Brazilian football manager and former player

Osvaldo Monteiro (born 12 December 1963) is a Brazilian football manager and former player.

==Career==
Born in São Luís, Maranhão, played as striker and started being noticed while still a student by becoming member of the state of Maranhão junior team. Next, he was brought by Sport Club Internacional from Porto Alegre to their youth squad becoming, while there, Gaúcho state champion at youth level. Afterwards, he leaves Inter and returns to São Luís where he becomes professional playing at Tupan football club. He finished 1984 season as second top-scorer of the Campeonato Maranhense and was bought immediately by Moto Club for the next season. After a year and a half, he left Moto Club and moves abroad by signing with Portuguese side C.D. Nacional from Madeira. He plays one season in Portugal and returns to Brasil to join Vitória do Mar. But he will stay only four months back at São Luís, after which he was back to Europe this time to play in France in Ligue 2. This was the start of a period when he played in several countries. After France, he played in Turkey, Belgium, Yugoslavia, Morocco, Israel, United States, etc. While in Yugoslavia, he played along Jatobá and Marquinhos in Serbian club FK Spartak Subotica which was playing back then in the Yugoslav First League. He made two appearances and scored once in the 1990–91 Yugoslav First League.

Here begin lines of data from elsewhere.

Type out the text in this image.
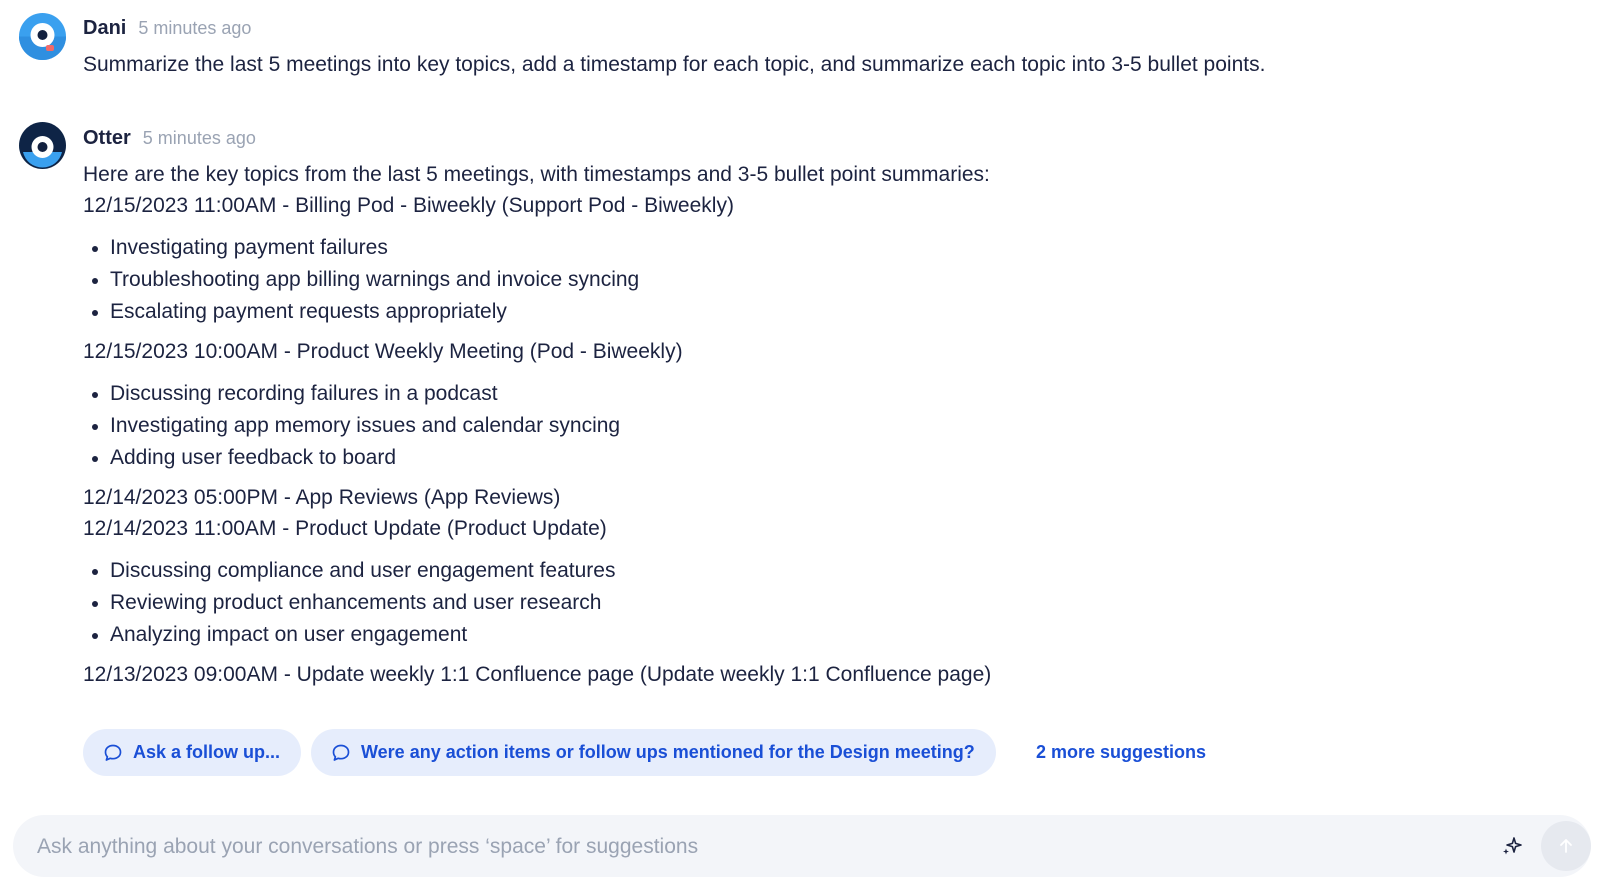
Dani 5 minutes ago
Summarize the last 5 meetings into key topics, add a timestamp for each topic, and summarize each topic into 3-5 bullet points.
Otter 5 minutes ago
Here are the key topics from the last 5 meetings, with timestamps and 3-5 bullet point summaries:
12/15/2023 11:00AM - Billing Pod - Biweekly (Support Pod - Biweekly)
Investigating payment failures
Troubleshooting app billing warnings and invoice syncing
Escalating payment requests appropriately
12/15/2023 10:00AM - Product Weekly Meeting (Pod - Biweekly)
Discussing recording failures in a podcast
Investigating app memory issues and calendar syncing
Adding user feedback to board
12/14/2023 05:00PM - App Reviews (App Reviews)
12/14/2023 11:00AM - Product Update (Product Update)
Discussing compliance and user engagement features
Reviewing product enhancements and user research
Analyzing impact on user engagement
12/13/2023 09:00AM - Update weekly 1:1 Confluence page (Update weekly 1:1 Confluence page)
Ask a follow up...	Were any action items or follow ups mentioned for the Design meeting?	2 more suggestions
Ask anything about your conversations or press ‘space’ for suggestions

After nine years abroad, he returned to São Luís, Brazil, and played with Sampaio Corrêa until the end of career. When he retired, he started his coaching career. He started as assistant manager at Expressinho, and then he was the main coach of Boa Vontade (2003) and São José de Ribamar (beginning of 2011 season). He also coached the youth teams of Uberlândia and Sampaio Corrêa. At Sampaio Corrêa, besides the youth teams, he also coached the main team on three occasions. He had been the assistant manager of Hércules Venzon at Sampaio Corrêa until Venzon resigned, and for a period in February 2008 Osvaldo Monteiro was the caretaker of the team, but by March 2008, he was back as assistant manager in the club. In June 2009 he was coaching for some time Americano a post he still held in July 2010. On 20 September 2010, he became vice-champion of the Copa FMF U- 18 with Sampaio Corrêa. By April 2016, he is coaching the teams of the OAB.

He is occasionally referred as Oswaldo Monteiro by the media.